Orlando, como nos artigos anteriores reeditando neste Blog apresenta dados e analises pertinentes, acurados. Mas, na expressão “… nova realidade, dessa pequena China que começa a florescer no Caribe”. Parece-nos referir à “democracia Vertical”, isto é, de cima pra baixo e de baixo pra cima, definida por John & Doris Naisbitt (2011) “CHINA MEGATENDÊNCIAS: os oito pilares de uma nova sociedade”. Porem, levando-se em consideração conceitos de democracia desde Aristóteles aos dias atuais que, passa da “democracia direta” a “democracia representativa” modelos liberal e neoliberal, como resposta a tradicional Monarquia européia e, levando em consideração as peculiaridades culturais da China e de Cuba, os dados objetivos da economia de mercado como tamanho dos territórios e quantidades das suas populações, ser mais adequado tratar estes modelos políticos como “Monarquias de esquerda”, para dar conta da continuidade de indivíduos no poder e, sucessão por parentes, em processos indiretos de escolha.

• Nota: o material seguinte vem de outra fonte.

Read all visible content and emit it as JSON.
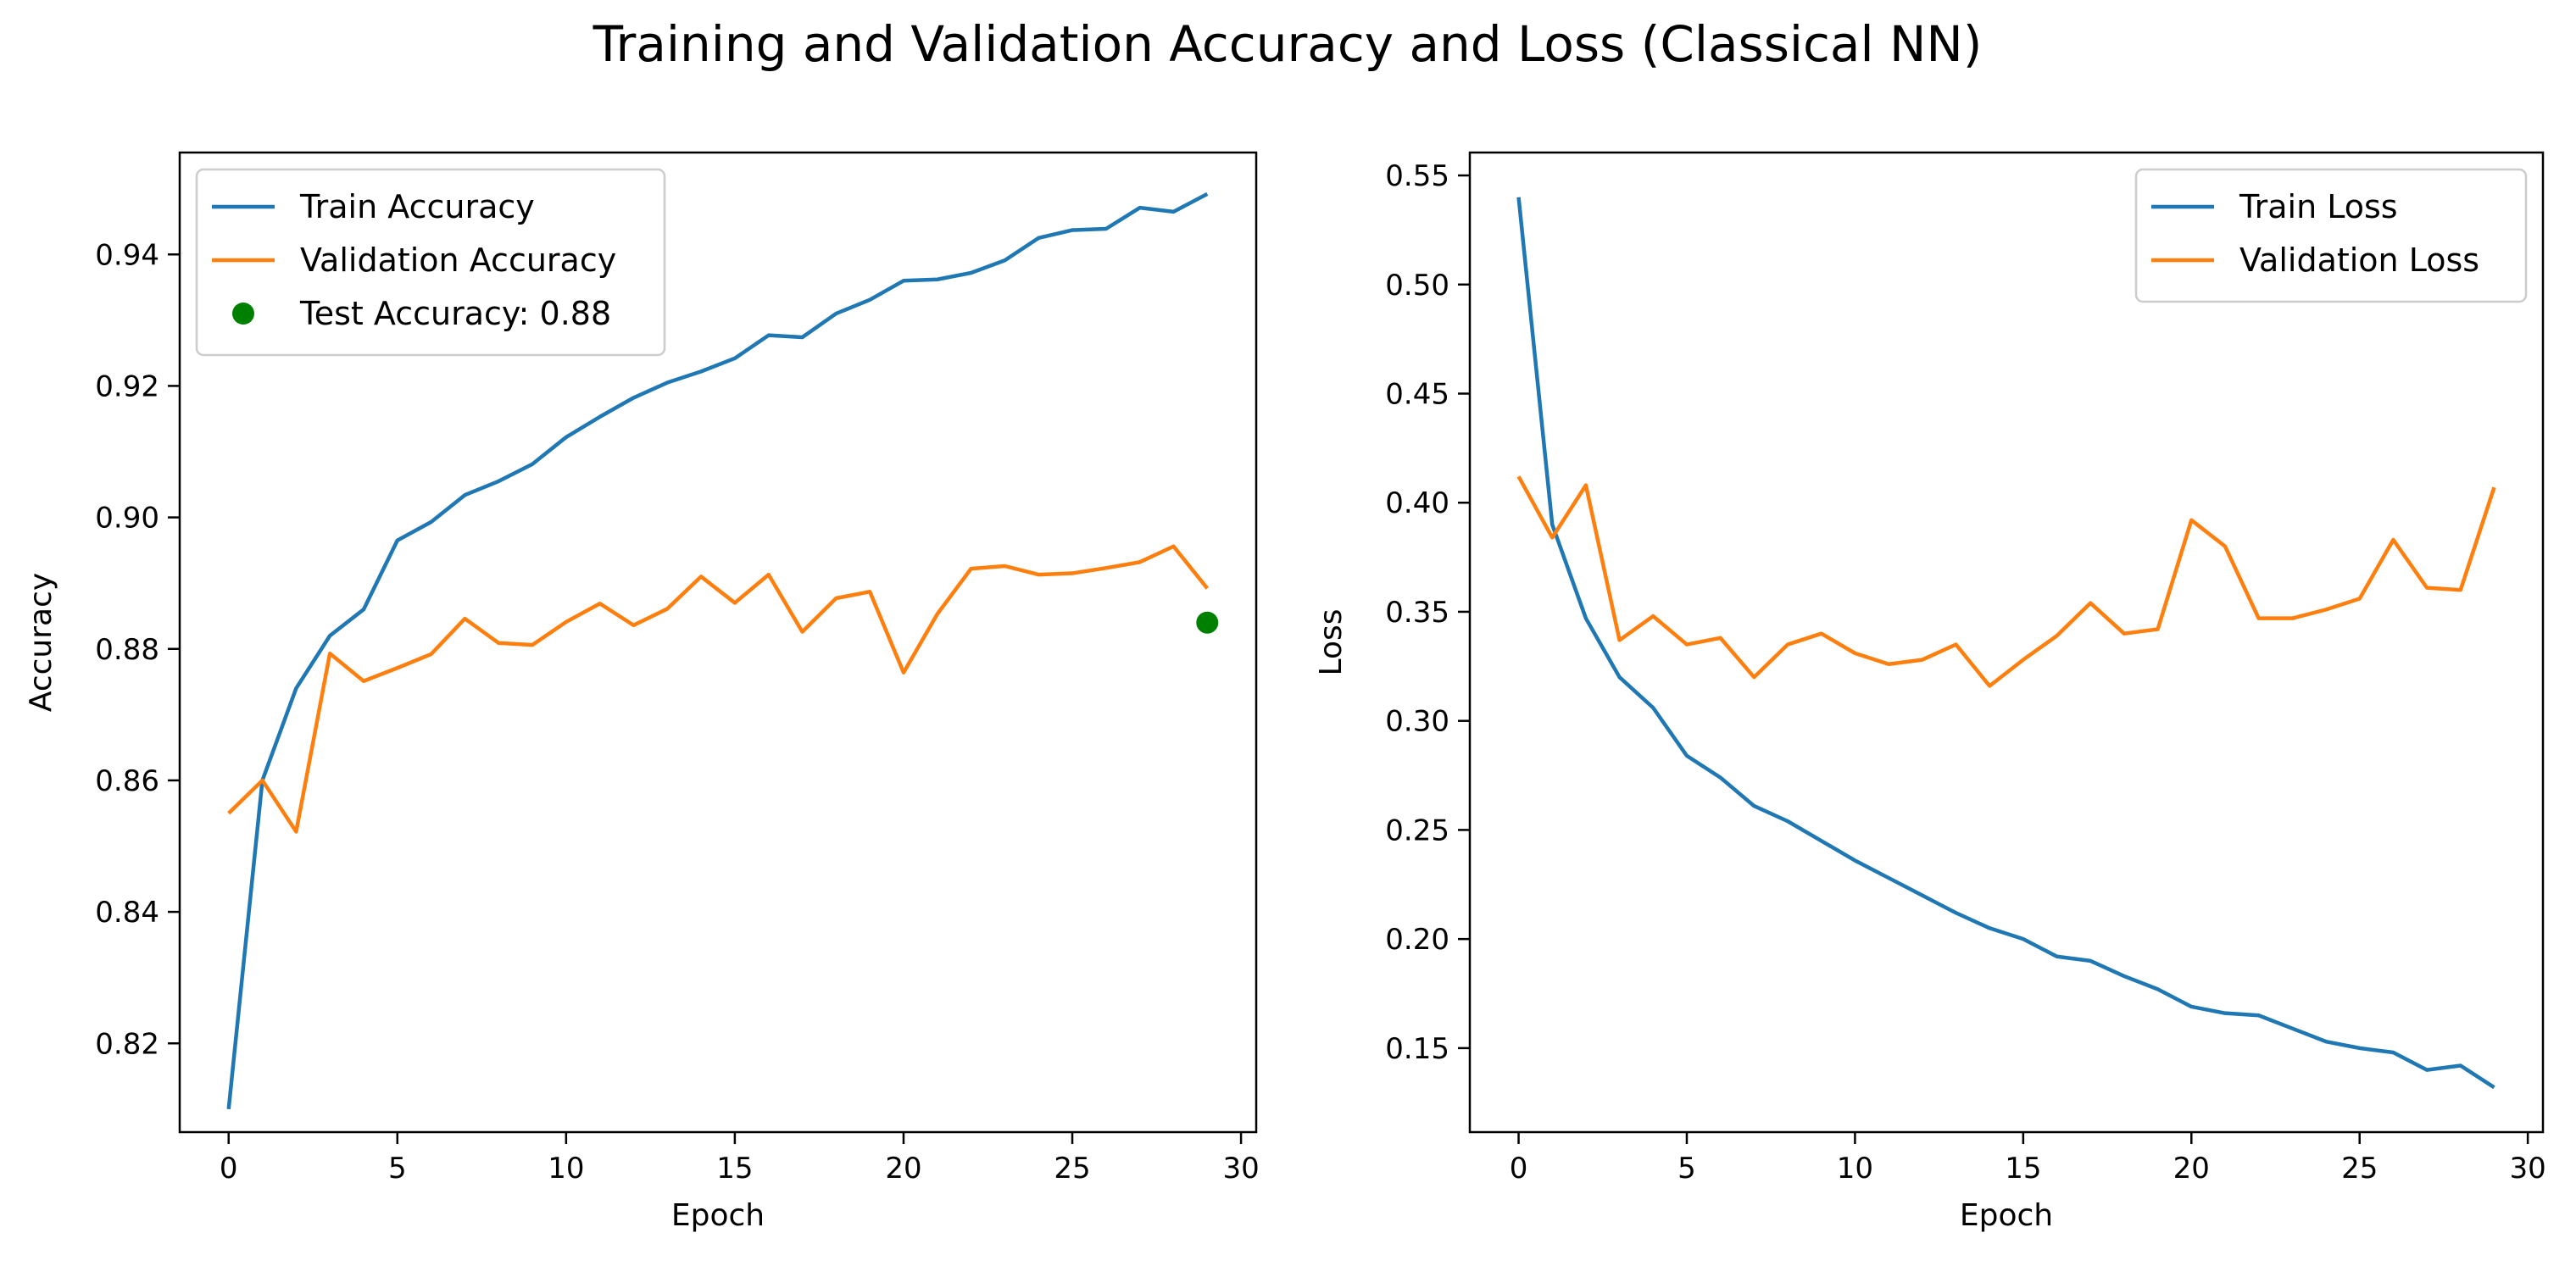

Orlando Senna nasceu em Afrânio Peixoto, município de Lençóis Bahia. Jornalista, roteirista, escritor e cineasta, premiado nos festivais de Cannes, Figueira da Foz, Taormina, Pésaro, Havana, Porto Rico, Brasilia, Rio Cine. Entre seus filmes mais conhecidos estão Diamante Bruto e o clássico do cinema brasileiro, Iracema. Foi diretor da Escola Internacional de Cinema e Televisão de San Antonio de los Baños e do Instituto Dragão do Mar, Secretário Nacional do Audiovisual (2003/2007) e Diretor Geral da Empresa Brasil de Comunicação – TV Brasil (2007/2008). Atualmente e presidente da TAL – Televisão América Latina e membro do Conselho Superior da Fundacion del Nuevo Cine Latinoamericano.

Itamar Pereira de Aguiar nasceu em Iraquara – Bahia; concluiu o Ginásio e Escola Normal em Lençóis, onde foi Diretor de Colégio do 1º e 2º graus (1974/1979); graduado em Filosofia, pela UFBA em 1979; Mestre em 1999 e Doutor em Ciências Sociais – Antropologia – 2007, pela PUC/SP; Pós doutorando em Ciências Sociais – Antropologia – pela UNESP campus de Marília – SP. Professor Titula da Universidade Estadual do Sudoeste do Estado da Bahia – UESB; elaborou com outros colegas os projetos e liderou o processo de criação dos cursos de Licenciatura em Filosofia, Cinema e Audiovisual/UESB.